And he is getting deep to get the ball regardless, even in a 4-3-3. It seems Koeman enjoys that he drags the opponents midfield forward, so that the ball can get to the forwards (directly or through the full backs) with more space theoretically and then back to midfielders facing forwards. That's what the "plan" has looked like a lot. I don't like it at all either, and have moaned a lot about that so called U-shape that the team has started to play for the first time since Rijkaard since Koeman arrived.

I think Frenkies forward runs are pretty strong, and it's a part of his game that probably should be used, even if he plays CB. Maybe Koeman instructs him to make them, and also to drop deep to get the ball, but it's his responsibility to know the timing for it. I think Pedri has the same tendency, but Puig does not and neither does Gavi, they are better positioned, and makes it possible to play through the middle too. I doubt Koemans instruction differ for Gavi or Puig, and he is also very satisfied with Gavis position it seems like.

The times that Frenkie played CDM when Busquets was out, under Koeman and before Koeman, he was terrible in my opinion. Even more out of place than as a CM, and very inefficient. I agree with his quote though, and that's why I think he should be given the chance as a CB full time. He needs more time on the ball.

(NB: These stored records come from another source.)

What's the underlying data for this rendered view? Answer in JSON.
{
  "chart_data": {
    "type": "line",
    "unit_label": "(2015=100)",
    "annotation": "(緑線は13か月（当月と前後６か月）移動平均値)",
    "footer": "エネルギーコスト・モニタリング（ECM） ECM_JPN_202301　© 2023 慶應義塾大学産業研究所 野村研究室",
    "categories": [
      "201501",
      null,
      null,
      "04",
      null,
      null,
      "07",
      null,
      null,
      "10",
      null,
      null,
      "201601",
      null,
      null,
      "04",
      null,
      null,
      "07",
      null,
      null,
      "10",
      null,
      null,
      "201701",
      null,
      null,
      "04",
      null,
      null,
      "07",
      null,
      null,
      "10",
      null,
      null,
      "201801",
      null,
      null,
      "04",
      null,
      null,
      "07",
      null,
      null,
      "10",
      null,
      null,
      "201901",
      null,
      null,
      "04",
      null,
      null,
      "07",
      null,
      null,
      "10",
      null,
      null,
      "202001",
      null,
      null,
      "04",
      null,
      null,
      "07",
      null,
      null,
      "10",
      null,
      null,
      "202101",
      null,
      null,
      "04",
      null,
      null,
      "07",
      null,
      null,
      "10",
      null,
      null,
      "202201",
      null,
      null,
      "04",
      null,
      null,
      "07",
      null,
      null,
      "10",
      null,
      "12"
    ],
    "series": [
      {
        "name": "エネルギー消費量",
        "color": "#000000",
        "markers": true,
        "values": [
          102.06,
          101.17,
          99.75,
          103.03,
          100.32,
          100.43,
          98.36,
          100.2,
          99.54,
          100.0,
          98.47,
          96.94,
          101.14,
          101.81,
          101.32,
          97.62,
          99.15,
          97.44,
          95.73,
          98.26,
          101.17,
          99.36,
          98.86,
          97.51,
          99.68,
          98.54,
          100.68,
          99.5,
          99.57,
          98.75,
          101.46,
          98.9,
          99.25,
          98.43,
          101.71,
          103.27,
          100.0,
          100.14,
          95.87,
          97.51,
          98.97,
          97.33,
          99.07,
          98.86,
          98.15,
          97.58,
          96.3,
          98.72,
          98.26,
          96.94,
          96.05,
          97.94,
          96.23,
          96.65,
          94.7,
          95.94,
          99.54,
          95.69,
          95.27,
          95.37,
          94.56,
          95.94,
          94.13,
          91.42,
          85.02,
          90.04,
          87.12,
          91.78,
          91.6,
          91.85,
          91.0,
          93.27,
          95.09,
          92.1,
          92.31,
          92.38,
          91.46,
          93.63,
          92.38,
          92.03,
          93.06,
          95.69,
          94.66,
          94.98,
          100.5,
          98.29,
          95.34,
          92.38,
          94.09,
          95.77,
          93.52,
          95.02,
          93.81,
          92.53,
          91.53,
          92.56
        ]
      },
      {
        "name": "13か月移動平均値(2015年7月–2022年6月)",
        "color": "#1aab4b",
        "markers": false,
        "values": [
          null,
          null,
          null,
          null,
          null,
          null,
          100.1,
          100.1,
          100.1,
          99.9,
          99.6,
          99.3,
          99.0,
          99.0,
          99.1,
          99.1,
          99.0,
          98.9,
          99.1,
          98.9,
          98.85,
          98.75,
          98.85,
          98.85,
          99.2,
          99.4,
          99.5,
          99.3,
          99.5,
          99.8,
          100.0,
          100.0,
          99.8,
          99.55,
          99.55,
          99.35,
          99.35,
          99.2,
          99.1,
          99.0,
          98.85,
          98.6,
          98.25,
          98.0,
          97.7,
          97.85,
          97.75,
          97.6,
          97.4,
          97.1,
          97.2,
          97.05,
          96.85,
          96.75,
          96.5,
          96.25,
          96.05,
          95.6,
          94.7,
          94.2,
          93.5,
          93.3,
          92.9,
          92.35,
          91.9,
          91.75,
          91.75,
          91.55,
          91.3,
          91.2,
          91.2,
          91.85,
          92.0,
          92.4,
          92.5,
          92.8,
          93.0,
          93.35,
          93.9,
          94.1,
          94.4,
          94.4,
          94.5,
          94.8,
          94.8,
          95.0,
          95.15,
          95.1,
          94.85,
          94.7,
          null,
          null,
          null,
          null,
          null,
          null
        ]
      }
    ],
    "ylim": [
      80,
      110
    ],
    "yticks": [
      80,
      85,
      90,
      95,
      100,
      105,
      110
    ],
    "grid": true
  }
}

He's getting deep to get the ball SOMETIMES, not very often, and when he does it, this move is not in any way timed with the movement of others around him. It's pretty shit and useless to drop deep, when others don't adjust. It only widens the gap between players.

It's all on Koeman, the movement of players is chaotic and unregulated. You can see we're lacking the hand of a proper manager to make all these isolated individual movements part of something more drilled and rehearsed. The same thing we're seeing for Spain for example under Lucho. With much of the same players nearly.

Let's take one deep build action where he does actually come down to initiate build-up from deep, although usually that is done by Busi 8 times out of 10.

one.jpg


First, this is not even a proper 4-3-3 shape. You're missing another midfielder to complete the trio. The other midfielder is probably somewhere up not even engaging in the build-up. This is a common flaw at Koeman. The midfielders don't really provide passing options except one at a time. Sometimes not even that.

So, here De Jong receives the ball. Look who will offer a pass option from the guys near him. Normally, Busi should be acting CM now. De Jong has taken over his deep build-up role of initiating a positional attack, he should offer the pass option. Or Gavi, the other midfielder who at this point has no role at all. Or the winger, or even the fullback although that would be too risky to just leave his position and go inside that much.

Busquets will show absolutely no intention of ever showing up for a pass in the hole. He will just watch and wait for De Jong to get into a dead position, recycle the ball so he can appear in that position after 20-30 seconds.